Moving Through Fall and Winter

Summertime, and the livin’ is easy… when all of your child’s energy can be spent running around the playground. How to get all of that all-important movement, however, when it’s dark and cold by the time school lets out?

It is a truth universally acknowledged – at least in Montessori circles – that movement is absolutely essential to children’s wellbeing, health and development. Movement is inseparable from thinking and being, and a child kept inactive is all too often a child who is frustrated, moody, or vibrating with pent-up energy. As it gets colder and darker outside, we tend to spend much more time inside, and turn to more sedentary pursuits to amuse ourselves and our children – however, there are still plenty of ways to encourage the motor activity your child needs.
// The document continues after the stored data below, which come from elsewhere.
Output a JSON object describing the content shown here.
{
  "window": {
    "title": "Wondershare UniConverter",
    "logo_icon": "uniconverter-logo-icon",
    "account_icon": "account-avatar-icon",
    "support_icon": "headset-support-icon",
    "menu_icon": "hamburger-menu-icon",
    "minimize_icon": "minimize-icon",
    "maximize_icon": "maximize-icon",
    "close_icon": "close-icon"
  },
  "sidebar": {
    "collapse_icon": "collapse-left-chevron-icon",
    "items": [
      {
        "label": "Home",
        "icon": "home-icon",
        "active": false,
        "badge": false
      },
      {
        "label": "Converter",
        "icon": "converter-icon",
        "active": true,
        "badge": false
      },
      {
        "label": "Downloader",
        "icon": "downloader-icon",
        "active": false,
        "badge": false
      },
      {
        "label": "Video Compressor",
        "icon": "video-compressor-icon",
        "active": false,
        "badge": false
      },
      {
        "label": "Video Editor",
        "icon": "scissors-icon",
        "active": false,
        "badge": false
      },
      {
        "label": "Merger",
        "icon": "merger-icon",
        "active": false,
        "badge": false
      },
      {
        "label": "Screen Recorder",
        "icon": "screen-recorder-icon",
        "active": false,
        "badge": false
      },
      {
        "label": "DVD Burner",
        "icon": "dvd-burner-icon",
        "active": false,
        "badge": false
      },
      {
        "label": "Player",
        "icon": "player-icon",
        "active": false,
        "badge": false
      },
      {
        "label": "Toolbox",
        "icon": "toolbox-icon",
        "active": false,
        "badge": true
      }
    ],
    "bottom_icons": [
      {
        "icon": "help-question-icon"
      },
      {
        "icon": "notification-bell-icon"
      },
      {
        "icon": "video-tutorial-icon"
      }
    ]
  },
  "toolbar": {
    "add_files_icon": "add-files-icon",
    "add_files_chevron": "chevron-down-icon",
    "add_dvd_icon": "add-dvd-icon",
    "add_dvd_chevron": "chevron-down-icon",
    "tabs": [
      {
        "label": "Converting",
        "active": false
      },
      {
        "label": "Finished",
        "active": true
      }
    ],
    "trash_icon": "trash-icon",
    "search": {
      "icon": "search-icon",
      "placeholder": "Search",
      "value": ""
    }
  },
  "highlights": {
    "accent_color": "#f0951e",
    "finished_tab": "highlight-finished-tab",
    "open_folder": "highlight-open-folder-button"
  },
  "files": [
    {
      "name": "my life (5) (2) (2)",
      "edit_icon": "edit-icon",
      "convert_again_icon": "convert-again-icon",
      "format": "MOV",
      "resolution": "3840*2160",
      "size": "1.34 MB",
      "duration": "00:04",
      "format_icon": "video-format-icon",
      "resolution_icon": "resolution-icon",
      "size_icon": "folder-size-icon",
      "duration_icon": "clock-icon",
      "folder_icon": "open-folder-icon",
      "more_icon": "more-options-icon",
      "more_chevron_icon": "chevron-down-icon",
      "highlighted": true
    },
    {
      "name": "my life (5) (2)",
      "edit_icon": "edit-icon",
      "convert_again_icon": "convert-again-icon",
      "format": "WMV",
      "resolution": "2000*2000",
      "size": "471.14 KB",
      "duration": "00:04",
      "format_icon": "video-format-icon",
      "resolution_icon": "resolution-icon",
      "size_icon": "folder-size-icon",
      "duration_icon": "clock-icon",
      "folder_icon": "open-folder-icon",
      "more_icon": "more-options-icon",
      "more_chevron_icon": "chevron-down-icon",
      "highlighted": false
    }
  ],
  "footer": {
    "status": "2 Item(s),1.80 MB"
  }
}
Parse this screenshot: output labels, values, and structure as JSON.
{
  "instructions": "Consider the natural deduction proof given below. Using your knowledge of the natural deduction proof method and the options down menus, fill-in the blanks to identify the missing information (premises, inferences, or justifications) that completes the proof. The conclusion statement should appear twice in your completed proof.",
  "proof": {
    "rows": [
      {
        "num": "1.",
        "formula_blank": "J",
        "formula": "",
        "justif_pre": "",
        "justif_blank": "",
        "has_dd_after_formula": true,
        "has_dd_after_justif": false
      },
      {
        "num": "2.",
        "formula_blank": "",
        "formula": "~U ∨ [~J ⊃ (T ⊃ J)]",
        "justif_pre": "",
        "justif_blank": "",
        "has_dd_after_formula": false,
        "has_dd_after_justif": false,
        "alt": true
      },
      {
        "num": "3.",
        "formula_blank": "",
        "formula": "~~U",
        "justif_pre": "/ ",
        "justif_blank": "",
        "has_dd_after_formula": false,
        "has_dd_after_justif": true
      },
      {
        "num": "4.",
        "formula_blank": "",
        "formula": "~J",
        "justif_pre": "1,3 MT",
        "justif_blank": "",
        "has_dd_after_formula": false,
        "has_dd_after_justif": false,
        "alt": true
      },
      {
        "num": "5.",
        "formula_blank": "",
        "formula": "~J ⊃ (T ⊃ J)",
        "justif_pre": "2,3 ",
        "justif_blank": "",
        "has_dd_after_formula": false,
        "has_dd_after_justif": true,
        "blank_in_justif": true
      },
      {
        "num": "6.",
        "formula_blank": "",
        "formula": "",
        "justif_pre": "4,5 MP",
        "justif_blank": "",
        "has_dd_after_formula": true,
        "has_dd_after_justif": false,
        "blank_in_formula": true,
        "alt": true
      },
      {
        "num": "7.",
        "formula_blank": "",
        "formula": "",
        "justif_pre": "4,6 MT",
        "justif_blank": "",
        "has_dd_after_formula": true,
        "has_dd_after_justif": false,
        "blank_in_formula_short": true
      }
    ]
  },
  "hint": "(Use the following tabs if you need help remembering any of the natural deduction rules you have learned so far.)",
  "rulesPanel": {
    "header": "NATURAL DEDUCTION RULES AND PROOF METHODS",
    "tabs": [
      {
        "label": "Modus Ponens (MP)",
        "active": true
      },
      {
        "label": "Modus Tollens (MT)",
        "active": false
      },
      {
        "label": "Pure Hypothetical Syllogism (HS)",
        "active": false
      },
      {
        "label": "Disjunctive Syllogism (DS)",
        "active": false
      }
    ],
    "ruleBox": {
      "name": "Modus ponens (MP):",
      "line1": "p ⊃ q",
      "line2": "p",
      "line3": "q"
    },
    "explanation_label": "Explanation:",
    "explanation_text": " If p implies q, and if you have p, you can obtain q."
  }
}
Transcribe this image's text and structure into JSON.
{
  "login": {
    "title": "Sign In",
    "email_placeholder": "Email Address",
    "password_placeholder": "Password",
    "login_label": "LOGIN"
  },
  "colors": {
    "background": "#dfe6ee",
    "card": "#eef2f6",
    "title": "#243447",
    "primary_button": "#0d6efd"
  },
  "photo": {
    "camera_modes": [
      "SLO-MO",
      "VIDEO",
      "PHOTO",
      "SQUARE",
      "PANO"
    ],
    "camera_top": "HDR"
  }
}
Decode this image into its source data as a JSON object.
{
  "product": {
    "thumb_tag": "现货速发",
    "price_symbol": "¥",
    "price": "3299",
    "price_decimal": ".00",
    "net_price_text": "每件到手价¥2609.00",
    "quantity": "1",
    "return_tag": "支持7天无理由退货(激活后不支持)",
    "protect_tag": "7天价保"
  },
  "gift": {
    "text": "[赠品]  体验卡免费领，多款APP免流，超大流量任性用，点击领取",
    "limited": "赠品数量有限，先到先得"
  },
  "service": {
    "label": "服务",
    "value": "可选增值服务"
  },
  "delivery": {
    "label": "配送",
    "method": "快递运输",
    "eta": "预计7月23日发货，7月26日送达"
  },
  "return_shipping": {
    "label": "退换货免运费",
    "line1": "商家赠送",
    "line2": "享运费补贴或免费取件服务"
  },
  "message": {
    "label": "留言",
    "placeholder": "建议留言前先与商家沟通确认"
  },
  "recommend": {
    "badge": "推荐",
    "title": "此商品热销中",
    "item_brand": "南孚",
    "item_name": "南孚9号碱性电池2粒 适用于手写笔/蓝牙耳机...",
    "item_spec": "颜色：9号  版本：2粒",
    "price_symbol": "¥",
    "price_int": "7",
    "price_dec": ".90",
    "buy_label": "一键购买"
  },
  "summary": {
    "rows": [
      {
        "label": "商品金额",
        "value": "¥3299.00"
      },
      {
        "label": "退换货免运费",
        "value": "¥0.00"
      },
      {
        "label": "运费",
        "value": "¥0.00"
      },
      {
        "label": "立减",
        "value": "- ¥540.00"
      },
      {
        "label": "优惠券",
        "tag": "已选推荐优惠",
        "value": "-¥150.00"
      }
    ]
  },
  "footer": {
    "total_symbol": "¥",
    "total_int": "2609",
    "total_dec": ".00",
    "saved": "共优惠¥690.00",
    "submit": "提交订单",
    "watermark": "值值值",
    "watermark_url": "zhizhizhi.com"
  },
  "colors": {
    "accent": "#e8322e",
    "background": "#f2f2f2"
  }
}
  • Practical Life! If you feel like Montessorians apply Practical Life as a solution to any and every problem, you just might be right – because its benefits are as wide reaching as they are easy to reap. Practical Life allows your child to expend energy in meaningful, purposeful movement that brings them a sense of accomplishment, boosts their self esteem and gives them important life skills. Don’t think it provides enough exercise? Consider involving a young child in big tasks like vacuuming the living room, mopping the kitchen, washing the bathtub or dusting the bookshelves – all activities that involve coordination of the entire body, careful coordination and often manipulating heavy objects. Doing them together can be a lot more fun than you might expect. Give it a try!
  • Movement games. The internet has changed our lives in many ways, but one of the most pleasant is the endless resources at our fingertips. Try searching for “rainy day movement” or “indoor motor activities” and enjoy the myriad of ideas from other parents and teachers; we’ve liked the roundup here or here. As a rule, we recommend simple activities that don’t ask for anymore equipment than common household objects, not spending more time on setup than the game itself, and setting simple, reasonable boundaries – for example, “inside we may roll balls across the living room, but not throw them”. It is a lot easier to adapt an activity to conform to your household rules (like “no running through the kitchen!”) than to explain to a preschooler that the rule has been suspended for just this once and will be back in effect after you finish playing. Definitely incorporate cleaning up with your child or children as a natural wind-down after spirited play, and if you can, participate and have fun right next to them!
  • Go out anyway. Even when it’s cold, wet or dark, you can at the very least enjoy the outside on a short walk or errand. Consider the old adage that “there is no such thing as bad weather, only bad clothing”, bundle up, and head out – teaching your child that the outside is available and friendly to us anytime, not just when it’s warm and sunny, is a surprisingly rare and valuable lesson. Consider safety first, of course – whether it’s choosing the right area or adding reflective clothing elements if nearby traffic is a concern. But also consider the unique experiences and benefits of going out in “poor” weather: sloshing in puddles, the stark beauty of streetlight and car reflections after dark, or even the warm welcome of your home after a night-time stroll.